Une autre couche est constituée par la légitimité. Elle leur est accordée par le savoir acquis lors de la formation en I.U.F.M. Le statut du savoir oscille entre deux modalités : la croyance (la part personnelle) et la vérification (la part valable quelle que soit la personne, le savoir objectif).
La troisième couche est constituée par le fait que le rééducateur appartient à un corps professionnel qui use de solidarités. Ses actes sont fondés par l'interdit de l'inceste. Dans la réalité, les décisions des prises en charge des élèves ne sont pas dévolues aux rééducateurs mais aux parents et aux élèves eux-mêmes.

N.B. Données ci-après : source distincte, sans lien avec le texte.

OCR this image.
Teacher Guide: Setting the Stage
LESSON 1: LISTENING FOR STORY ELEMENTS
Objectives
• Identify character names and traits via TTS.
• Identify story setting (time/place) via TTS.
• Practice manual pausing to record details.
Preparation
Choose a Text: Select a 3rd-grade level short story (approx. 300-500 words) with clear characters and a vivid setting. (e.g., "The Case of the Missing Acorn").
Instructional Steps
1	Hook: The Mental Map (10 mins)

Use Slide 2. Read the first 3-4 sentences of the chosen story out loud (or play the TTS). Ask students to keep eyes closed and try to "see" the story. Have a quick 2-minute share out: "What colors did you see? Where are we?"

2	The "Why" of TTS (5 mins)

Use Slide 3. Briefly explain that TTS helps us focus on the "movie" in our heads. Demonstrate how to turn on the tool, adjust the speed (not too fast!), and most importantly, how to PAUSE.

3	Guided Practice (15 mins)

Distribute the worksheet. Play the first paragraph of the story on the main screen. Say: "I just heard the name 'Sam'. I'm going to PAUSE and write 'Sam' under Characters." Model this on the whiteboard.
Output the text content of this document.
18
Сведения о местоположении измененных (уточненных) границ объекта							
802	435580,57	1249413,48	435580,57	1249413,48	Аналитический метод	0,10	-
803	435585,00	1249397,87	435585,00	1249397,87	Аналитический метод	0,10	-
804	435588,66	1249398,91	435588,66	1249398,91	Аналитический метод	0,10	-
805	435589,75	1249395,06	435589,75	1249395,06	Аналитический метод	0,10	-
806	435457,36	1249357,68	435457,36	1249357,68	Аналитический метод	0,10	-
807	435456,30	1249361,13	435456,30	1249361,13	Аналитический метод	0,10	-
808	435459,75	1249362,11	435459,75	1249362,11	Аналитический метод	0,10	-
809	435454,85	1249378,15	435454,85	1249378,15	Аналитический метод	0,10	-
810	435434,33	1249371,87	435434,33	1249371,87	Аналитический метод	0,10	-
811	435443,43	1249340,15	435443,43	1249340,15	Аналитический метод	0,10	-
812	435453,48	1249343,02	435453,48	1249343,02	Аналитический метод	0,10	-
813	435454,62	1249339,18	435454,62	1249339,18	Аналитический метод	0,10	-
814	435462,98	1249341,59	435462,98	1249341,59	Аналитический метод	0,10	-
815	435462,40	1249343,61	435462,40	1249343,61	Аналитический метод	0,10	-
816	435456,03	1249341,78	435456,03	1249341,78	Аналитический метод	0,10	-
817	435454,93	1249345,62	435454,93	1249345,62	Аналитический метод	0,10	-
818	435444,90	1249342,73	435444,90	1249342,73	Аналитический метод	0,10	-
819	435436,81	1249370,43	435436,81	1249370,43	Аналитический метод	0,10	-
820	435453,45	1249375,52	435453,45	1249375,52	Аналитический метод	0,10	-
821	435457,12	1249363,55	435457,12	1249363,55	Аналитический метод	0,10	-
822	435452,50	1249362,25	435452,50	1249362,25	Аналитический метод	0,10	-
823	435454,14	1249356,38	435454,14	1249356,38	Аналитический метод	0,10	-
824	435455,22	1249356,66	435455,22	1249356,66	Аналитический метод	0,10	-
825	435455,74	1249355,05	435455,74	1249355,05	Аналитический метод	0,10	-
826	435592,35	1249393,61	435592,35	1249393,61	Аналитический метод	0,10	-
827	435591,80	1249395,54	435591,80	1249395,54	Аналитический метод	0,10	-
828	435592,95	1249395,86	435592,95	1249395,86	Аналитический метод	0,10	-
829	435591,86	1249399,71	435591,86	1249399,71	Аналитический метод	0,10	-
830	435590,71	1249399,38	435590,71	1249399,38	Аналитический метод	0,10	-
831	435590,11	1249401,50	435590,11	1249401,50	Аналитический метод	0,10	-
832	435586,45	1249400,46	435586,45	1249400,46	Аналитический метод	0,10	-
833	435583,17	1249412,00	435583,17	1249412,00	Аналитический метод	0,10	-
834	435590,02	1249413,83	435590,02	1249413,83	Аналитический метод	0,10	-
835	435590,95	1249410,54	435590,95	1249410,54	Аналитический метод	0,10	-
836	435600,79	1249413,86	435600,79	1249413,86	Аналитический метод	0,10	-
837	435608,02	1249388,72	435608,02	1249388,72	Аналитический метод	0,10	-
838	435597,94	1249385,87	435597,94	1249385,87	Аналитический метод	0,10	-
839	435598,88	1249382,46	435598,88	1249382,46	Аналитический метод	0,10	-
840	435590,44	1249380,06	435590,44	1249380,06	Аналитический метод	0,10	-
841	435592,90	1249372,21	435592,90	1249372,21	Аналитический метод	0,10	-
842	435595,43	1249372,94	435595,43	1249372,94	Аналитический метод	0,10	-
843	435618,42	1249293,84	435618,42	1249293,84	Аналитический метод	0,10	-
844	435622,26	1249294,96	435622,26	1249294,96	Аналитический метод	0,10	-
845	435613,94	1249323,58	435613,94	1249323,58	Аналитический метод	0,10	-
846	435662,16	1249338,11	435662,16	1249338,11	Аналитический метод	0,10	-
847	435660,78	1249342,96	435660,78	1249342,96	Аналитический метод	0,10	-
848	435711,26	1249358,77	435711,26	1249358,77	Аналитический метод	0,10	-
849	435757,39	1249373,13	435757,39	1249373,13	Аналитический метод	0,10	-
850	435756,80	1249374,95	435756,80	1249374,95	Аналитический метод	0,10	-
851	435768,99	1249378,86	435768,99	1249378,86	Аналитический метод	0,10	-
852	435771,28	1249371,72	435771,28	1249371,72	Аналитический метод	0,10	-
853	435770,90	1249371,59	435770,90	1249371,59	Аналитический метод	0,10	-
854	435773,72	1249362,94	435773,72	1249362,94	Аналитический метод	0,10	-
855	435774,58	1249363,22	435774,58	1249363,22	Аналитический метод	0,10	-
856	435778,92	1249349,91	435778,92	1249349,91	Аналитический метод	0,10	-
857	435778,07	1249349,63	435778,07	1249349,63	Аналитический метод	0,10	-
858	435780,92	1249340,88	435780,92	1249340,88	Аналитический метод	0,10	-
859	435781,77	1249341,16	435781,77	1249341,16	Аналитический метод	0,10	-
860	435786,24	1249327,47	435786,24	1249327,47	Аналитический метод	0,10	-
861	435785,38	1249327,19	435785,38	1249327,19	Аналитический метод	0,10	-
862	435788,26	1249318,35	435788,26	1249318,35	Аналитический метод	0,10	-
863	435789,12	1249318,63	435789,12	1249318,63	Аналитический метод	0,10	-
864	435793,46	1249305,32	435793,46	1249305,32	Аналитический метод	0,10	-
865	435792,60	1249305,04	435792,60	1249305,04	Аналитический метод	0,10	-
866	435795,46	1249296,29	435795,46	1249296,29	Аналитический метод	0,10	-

Une autre couche est constituée par son intégration multiple dans des institutions diverses (fonction publique, grade, discipline, établissement, mouvement associatif, culture locale, classe sociale, etc.). Ces appartenances peuvent entrer en conflit : le rééducateur devient un lieu de conflit lorsqu'il doit choisir une appartenance contre une autre (projet d’école contre culture locale, conflit entre grades, options du gouvernement et finalité de l'éducation, etc.).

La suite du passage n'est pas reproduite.